Life Without Grant, Bench Troubles
Speaking of the “others” and offense, outside of that third quarter boost and an efficient 12 points from Josh Hart, there weren’t too many positives. The Blazers offense runs on the power of its Big Three: Lillard, Simons and Grant. Without Grant, that reliance on the trio’s offensive talents became painstakingly clear. In the holiday classic “It’s a Wonderful Life,” the angel Clarence comes down to Earth to show George Bailey how terrible his hometown of Bedford Falls would be if he had never been born. Well consider this game Clarence’s display of how difficult life would be for the Portland offense had the Blazers never traded for Grant this offseason. This version of Potterville is a gray, familiar reality that relies heavily on three-pointers from Portland’s star backcourt and very few three-pointers from anybody else. Portland loses a lot of it’s offensive versatility and a thin bench unit is further exposed. Lillard and Simons accounted for 10 of Portland’s 13 threes on the night. Not a single other Blazer made a three-pointer until the second half. Justise Winslow, starting in Grant’s place, finished with only two points and missed some opportunities in close.
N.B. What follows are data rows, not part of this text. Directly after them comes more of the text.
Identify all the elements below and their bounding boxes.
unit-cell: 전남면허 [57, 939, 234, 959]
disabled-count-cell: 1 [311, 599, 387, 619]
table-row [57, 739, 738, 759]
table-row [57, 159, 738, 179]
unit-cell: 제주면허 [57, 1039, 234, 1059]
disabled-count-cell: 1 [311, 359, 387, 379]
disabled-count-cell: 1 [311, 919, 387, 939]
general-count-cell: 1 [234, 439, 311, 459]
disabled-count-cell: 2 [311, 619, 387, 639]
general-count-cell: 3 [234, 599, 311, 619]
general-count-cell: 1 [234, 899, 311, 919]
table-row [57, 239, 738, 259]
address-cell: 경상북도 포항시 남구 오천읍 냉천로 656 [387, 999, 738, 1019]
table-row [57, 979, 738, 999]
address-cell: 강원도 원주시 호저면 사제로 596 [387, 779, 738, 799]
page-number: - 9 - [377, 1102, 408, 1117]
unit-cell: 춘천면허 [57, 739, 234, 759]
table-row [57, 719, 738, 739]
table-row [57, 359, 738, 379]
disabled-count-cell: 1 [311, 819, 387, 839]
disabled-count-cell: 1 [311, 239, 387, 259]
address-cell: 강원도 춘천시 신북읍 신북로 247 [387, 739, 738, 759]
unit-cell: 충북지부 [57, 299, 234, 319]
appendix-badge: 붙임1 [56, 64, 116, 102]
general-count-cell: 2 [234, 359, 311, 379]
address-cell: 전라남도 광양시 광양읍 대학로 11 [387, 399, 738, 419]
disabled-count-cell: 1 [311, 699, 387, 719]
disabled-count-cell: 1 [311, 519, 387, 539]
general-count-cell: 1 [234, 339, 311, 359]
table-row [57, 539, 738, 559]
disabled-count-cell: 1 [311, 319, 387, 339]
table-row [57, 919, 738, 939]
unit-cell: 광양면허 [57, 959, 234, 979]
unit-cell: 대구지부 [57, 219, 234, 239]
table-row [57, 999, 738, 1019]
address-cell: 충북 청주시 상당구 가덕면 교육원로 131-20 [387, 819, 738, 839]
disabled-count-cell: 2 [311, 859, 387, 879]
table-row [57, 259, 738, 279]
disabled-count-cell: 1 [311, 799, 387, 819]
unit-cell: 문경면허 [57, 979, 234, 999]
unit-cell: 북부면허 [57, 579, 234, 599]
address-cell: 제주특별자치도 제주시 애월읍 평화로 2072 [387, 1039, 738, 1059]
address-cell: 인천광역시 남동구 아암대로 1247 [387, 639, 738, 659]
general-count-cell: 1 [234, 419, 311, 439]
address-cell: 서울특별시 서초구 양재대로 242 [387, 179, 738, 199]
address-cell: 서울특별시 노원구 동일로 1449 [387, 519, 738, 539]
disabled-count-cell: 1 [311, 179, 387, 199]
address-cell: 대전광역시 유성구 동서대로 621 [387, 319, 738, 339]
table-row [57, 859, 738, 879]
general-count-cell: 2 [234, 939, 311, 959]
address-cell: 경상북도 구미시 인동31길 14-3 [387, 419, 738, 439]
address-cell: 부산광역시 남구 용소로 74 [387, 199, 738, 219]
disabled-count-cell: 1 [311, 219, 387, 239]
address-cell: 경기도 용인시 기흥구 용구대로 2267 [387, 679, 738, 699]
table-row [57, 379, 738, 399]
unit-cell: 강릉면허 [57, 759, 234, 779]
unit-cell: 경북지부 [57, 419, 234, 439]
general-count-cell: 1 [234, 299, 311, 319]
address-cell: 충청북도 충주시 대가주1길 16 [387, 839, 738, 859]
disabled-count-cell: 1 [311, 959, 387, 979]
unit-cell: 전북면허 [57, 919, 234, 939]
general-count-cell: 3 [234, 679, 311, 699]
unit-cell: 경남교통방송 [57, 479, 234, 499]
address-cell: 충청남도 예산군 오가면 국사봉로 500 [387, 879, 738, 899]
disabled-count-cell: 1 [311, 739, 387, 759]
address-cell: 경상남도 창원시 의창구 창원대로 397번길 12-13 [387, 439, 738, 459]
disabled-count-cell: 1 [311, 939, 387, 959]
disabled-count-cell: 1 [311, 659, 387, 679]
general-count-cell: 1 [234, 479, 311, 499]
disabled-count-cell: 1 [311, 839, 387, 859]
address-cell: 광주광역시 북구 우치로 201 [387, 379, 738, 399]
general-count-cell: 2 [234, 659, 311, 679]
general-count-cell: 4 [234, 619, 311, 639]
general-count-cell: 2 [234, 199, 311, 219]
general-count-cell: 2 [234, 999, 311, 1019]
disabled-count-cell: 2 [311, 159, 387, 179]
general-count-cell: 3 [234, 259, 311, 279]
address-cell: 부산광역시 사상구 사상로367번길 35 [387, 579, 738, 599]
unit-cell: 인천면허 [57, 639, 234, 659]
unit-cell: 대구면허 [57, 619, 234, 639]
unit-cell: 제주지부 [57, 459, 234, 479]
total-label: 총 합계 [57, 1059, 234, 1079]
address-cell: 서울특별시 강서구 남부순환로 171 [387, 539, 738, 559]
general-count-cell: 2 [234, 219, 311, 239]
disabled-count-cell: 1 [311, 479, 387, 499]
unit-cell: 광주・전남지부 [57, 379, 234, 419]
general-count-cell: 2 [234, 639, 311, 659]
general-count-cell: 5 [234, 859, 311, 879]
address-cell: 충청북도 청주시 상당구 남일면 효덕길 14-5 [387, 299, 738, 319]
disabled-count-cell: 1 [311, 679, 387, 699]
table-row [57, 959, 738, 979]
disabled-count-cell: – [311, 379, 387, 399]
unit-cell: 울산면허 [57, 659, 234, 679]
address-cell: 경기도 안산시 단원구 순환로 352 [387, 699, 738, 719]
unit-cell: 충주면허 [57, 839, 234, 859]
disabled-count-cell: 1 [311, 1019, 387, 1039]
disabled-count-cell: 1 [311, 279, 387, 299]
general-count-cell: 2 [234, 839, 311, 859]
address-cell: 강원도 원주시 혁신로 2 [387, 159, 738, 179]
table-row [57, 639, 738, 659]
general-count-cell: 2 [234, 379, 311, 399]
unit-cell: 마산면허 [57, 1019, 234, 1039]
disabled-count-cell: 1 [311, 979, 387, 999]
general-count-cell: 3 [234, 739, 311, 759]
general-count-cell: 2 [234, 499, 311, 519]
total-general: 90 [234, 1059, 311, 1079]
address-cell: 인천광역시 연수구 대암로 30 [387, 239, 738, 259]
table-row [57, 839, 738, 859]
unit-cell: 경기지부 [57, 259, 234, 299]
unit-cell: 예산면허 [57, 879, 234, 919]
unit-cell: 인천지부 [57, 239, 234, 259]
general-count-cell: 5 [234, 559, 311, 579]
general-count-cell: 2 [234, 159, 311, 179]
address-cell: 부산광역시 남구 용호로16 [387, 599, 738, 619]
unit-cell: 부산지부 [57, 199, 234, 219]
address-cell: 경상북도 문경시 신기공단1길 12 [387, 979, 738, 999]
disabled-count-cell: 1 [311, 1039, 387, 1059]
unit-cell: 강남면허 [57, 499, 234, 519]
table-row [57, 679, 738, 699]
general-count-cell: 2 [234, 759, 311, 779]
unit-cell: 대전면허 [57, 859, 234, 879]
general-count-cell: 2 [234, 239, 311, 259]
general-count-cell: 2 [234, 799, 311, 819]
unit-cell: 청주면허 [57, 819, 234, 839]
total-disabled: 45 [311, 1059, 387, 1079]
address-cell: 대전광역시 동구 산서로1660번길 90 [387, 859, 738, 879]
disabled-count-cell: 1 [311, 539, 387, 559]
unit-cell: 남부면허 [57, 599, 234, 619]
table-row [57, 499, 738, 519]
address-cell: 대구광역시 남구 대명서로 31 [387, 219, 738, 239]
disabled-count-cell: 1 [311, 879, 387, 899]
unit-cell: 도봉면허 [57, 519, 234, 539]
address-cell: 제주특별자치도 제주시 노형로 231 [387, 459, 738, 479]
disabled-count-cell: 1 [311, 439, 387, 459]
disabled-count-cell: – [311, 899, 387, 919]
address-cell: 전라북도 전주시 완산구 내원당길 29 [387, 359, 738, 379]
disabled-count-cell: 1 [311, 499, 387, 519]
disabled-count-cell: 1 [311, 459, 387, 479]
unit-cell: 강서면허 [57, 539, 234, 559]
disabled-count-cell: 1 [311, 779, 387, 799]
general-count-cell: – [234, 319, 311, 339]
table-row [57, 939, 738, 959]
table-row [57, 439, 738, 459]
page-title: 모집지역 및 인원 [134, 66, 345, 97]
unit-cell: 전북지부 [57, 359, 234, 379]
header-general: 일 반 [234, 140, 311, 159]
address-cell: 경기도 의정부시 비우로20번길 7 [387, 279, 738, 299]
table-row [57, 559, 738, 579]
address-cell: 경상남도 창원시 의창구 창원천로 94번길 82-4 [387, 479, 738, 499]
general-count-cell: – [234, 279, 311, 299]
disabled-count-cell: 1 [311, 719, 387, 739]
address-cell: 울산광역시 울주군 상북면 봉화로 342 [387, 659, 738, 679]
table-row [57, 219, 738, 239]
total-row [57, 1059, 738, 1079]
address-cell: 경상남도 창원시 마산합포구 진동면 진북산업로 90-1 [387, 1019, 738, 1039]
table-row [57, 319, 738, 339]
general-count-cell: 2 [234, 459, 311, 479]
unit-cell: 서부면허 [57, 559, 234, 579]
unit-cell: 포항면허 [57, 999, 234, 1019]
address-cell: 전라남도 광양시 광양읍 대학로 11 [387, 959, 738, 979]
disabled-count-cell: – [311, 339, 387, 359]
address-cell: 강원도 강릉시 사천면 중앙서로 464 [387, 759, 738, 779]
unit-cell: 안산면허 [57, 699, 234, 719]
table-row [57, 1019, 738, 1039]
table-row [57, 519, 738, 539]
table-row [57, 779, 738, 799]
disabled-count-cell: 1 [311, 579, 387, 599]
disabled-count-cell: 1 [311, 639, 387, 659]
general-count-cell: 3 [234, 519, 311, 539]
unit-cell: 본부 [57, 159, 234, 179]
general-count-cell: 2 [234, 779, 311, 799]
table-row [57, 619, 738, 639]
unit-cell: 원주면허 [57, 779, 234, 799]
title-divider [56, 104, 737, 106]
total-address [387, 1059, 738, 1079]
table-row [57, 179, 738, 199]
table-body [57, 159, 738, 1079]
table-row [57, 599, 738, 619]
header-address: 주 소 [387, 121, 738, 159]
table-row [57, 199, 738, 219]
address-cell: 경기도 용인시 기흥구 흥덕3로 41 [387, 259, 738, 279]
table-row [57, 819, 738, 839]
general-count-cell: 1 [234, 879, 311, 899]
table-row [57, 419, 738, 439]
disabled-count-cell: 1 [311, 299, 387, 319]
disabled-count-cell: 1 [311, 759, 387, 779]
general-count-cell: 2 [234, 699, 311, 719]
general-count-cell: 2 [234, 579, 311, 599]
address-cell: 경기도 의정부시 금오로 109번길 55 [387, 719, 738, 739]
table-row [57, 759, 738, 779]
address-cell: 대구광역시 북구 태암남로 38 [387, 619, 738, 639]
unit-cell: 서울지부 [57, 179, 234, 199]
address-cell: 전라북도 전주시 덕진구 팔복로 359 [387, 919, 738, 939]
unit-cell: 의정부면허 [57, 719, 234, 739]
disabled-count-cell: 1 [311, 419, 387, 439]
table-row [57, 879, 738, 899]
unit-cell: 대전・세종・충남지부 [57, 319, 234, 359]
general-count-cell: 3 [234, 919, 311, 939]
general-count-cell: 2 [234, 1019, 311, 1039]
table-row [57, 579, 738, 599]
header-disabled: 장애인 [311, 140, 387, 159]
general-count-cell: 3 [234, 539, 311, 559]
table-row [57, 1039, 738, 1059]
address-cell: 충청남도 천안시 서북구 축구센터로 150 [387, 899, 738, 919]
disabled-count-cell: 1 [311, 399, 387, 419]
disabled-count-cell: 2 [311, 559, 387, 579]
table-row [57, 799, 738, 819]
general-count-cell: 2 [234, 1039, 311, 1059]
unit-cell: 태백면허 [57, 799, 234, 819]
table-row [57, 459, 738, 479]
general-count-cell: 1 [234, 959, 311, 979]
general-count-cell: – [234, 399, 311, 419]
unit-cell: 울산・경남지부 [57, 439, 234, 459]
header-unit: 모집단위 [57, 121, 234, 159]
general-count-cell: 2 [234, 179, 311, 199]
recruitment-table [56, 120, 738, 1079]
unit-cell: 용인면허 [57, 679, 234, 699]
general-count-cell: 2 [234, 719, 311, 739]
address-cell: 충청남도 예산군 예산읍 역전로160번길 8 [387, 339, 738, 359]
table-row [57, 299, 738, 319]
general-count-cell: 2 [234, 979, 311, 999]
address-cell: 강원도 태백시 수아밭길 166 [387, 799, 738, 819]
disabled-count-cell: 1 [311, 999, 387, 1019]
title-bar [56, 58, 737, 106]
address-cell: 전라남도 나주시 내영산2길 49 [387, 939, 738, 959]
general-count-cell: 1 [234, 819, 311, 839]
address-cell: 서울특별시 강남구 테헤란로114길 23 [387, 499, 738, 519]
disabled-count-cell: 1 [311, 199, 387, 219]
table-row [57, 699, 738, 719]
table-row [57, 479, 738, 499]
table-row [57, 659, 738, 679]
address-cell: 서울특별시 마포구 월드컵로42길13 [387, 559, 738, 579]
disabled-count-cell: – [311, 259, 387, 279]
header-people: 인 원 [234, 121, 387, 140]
Shaedon Sharpe, who sometimes provides a spark off the bench, shot 2-7 for 4 points in another underwhelming performance. When Portland led by over 20 and pulled the starters midway through the fourth, the bench couldn’t sustain the lead well enough to prevent the starters from momentarily coming back in.
The Simons Show
Last, but certainly not least, Anfernee Simons. On what might’ve been Lillard’s record-setting night, Simons was the offensive star who carried Portland to a victory. He started off hot, scoring 14 in the first quarter, eventually finishing with 20 for the half. He shot 11-21 from the field to finish with a game-high 32, getting it on an array of midrange looks and crafty paint finishes, along with 5-14 gunning from deep. The three-point shot from Lillard and Simons remains Portland’s most deadly offensive weapon and it burned Houston. Without Grant and after only scoring seven in a blowout loss Friday to Dallas, Simons picked up the offensive slack and performed like the best player on the court.
Portland has a night to travel before facing the Oklahoma City Thunder on Monday night in the first game of a baseball-series back-to-back. Tip-off is scheduled for 5:00 PM, Pacific.